In these societies, the role of women tends to be that of weeding. When I asked what her involvement in that work looks like, she said, wryly, a lot of bending. “Like, I mean literally a lot of backache,” she says. “It tells you a lot about how patriarchy has manifested in these societies: Women aren’t doing the weeding with a tool that lets you weed while standing up. Instead they have this tiny spade, and to be able to reach the weeds, you literally need to be bent like 90 degrees or more. Had I not [participated in that work], I would not have realized how the tools are a manifestation of a system of power that the women are forced to reckon with.” 

This kind of hyper-specific research gives Caretta’s climate change research its edge. Recent studies such as “Unpacking the Power of Place-Based Education in Climate Change Communication” show that when climate science is tailored to the real-life experiences of individual people—and when it is empathetic to the struggles, labor, and emotional costs associated with a changing climate—those individuals are more likely to understand and engage with greening and sustainability efforts.

As with everyone, this year has wrought quite a few changes for Caretta, whose move back to Sweden was in part spurred by the COVID-19 pandemic. Still, she’s working remotely with her WVU graduate students in the Hydrofeminist Lab, who are continuing their research as best they can in times of social isolation. 
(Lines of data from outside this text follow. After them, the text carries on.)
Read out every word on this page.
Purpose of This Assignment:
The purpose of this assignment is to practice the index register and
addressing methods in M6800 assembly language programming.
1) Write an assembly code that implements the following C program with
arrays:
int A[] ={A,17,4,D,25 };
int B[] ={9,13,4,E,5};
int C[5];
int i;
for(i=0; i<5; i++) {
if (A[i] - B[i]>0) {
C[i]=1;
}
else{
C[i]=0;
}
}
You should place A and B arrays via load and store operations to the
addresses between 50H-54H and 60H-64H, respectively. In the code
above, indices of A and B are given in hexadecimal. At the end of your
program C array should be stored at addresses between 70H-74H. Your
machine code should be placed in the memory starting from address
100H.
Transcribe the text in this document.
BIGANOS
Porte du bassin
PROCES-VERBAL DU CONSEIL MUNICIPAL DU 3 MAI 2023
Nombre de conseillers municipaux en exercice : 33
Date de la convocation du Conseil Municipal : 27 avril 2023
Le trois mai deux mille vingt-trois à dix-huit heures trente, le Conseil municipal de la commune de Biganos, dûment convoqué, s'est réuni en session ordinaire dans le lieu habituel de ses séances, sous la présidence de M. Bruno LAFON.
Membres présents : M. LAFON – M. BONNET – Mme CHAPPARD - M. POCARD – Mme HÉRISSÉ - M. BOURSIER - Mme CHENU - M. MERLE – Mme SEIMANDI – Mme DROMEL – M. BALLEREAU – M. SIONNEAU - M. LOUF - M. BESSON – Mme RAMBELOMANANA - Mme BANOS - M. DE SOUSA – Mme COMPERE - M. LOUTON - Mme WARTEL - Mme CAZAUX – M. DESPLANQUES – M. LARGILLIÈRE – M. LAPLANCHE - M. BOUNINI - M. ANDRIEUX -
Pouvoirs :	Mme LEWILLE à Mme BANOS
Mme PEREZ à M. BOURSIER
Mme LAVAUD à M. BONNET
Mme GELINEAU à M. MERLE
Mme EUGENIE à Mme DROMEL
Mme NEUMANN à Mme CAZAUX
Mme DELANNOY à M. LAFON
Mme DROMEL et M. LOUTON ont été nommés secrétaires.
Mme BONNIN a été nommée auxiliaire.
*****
If that doesn’t keep her busy enough, Caretta was also chosen as a coordinating lead author of the chapter on water in the sixth assessment from the Intergovernmental Panel on Climate Change (IPCC) due out later this year. She sees her inclusion in the IPCC as a sign of progress for the wider scientific community, which often struggles to release climate science findings in a way that is digestible for everyday people. “This is the biggest science policy interface that exists in the world, and historically, as any field of science, it’s predominantly been made up of white guys,” she says of the IPCC. But the panel has begun to realize the role it plays in public debates around climate change—it’s not just about modeling and projections.

“Climate change has to do with history, with identity, with access to resources,” Caretta says. “And the way to make our message more understandable, more scientifically grounded, is to anchor it in people’s everyday experiences.”